Misako, the fleeing main character who inadvertently kills her own sister directly after their overworked mother drops dead, struck me as mentally challenged right from the start. She is not "right." Even her walk is unstable. Psychologists would have a field day with her lack of self-esteem and poor self-image. She seems to have been the family dummy from the word Go. Yet, she is toiling dutifully away as the movie opens, sewing endless seams on zoo-ey fabric covered with jungle animals among whom she picnics in her imagination. Misako's demeanor is roughshod and instinctual, and her outcries are in such a low register, from the diaphragm, that it spelled mental illness to this viewer at least. Why, on two occasions, when unwelcome men press sexual demands upon her, does Misako encourage them once they wain by saying "My body is on fire!"? I had a difficult time following the various supporting characters,especially the men. Who was whom? From whence did they come?They confused me completely. If you enjoy watching a hard-pressed Japanese woman, who strangled her sister, running for her life through various gritty areas of Japan, colliding on her wobbly bicycle with strangers, remaining mute in circumstances that seem to require speech, pratfalling flat-out upon the ground several times in awkward flailings about, doing swimming motions on dry land like a maniac - then by all means rent this confusing flick. The only good thing is the realism imparted by the evidently well-respected Japanese actress Naomi Fujiyama.

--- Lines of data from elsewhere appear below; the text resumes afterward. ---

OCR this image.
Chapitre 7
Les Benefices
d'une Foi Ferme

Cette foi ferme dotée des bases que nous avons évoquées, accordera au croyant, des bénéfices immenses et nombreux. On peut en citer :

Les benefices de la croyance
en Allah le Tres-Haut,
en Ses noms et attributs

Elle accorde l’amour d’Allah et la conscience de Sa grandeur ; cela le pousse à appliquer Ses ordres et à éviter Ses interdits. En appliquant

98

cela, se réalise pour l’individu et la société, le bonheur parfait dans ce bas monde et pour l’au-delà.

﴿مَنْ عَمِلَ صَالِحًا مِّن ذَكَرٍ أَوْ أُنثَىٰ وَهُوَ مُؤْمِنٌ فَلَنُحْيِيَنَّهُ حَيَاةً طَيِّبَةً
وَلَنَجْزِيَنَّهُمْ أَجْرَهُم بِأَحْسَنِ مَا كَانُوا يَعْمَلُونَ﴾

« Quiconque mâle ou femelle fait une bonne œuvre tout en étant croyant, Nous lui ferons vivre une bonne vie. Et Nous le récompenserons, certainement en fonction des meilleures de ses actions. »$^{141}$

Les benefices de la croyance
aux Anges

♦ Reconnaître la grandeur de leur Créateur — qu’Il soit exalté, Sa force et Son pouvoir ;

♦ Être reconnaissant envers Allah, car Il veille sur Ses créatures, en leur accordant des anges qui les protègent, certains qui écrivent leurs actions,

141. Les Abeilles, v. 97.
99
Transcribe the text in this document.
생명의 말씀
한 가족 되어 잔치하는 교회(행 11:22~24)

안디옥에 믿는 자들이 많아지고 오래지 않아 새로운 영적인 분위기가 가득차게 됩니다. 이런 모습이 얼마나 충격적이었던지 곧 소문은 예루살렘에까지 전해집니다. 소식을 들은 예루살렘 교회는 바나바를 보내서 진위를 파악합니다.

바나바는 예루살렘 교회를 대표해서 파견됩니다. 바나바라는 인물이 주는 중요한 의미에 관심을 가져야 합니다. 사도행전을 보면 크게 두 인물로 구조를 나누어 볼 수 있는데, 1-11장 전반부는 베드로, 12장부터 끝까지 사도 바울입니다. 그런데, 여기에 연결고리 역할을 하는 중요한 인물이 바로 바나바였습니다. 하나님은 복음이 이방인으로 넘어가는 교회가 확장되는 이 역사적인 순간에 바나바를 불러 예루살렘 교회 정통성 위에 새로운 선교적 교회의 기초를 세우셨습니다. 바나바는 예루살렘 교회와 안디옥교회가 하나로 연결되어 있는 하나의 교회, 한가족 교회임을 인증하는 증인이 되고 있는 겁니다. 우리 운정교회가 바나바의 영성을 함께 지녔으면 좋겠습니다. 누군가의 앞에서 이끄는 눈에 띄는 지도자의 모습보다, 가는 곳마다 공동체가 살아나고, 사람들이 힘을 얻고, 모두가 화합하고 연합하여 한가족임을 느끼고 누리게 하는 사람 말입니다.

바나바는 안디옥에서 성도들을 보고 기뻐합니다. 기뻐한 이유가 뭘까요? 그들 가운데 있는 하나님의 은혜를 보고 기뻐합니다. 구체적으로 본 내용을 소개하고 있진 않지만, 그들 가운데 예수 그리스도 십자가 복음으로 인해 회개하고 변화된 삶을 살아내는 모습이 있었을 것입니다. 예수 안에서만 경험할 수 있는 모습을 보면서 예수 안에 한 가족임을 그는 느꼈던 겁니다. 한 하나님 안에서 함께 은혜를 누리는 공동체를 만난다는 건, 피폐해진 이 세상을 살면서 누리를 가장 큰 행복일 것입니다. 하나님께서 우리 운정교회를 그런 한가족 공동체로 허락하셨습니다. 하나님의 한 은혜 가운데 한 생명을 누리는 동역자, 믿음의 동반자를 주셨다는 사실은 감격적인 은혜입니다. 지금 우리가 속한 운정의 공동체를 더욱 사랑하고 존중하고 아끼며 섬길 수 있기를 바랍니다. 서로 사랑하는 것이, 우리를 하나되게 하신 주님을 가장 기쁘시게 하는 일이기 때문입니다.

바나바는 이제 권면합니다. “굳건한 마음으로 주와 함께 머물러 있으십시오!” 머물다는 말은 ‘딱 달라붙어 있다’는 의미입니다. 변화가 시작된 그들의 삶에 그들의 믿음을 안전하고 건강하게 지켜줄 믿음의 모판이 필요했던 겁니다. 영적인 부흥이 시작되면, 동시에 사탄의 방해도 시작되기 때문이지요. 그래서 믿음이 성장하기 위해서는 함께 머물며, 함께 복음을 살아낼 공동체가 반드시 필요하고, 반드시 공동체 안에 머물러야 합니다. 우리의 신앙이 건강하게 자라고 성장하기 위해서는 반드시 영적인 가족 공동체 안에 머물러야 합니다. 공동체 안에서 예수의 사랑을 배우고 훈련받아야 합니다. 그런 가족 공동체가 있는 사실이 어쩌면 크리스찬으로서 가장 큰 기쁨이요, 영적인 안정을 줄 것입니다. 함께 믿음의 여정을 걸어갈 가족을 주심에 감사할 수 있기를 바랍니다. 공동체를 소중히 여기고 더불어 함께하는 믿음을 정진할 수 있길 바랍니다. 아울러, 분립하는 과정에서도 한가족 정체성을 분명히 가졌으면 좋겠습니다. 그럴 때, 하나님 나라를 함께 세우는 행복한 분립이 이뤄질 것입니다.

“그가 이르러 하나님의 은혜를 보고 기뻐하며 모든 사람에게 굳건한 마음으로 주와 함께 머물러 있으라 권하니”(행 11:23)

I'll do a longer comment later, if I can see it again, but this is a must see, a one-woman and much more credible "Honeymoon Killers," a more insightful "Fat Girl." For 123 minutes, you'll be controlled absolutely by stage actress Naomi Fujiyama in, according to imdb, her only screen role. This is no staged play. Her transition to the screen flawless.
'Face' is a fascinating and difficult to categorize movie. Naomi Fujiyama gives an impressive performance (her movie debut) as the frumpy, clumsy and socially retarded Masako who one day strangles the pretty sister who loves to torment her. Masako flees from her home and then goes on a journey, both physically and emotionally, which ranges from everything from rape, earthquakes, learning to ride a bicycle, and working in a karaoke bar. All kinds of things both big and small, serious and trivial. What makes the movie consistently fascinating is the fresh approach of the unpredictable script and direction by Junji Sakamoto, a film maker I am not familiar with. 'Face' isn't really either a true life crime portrait of a murderer or a saccharine women-overcomes-the-odds-and-finally-learns-how-to-live movie that Hollywood churns out. It's somewhere in between. And how much if any sympathy or empathy you feel for Masako will depend on the individual viewer. It isn't an obvious movie, and that's what I enjoyed about it. It may not be everybody's cup of tea but I liked it a lot.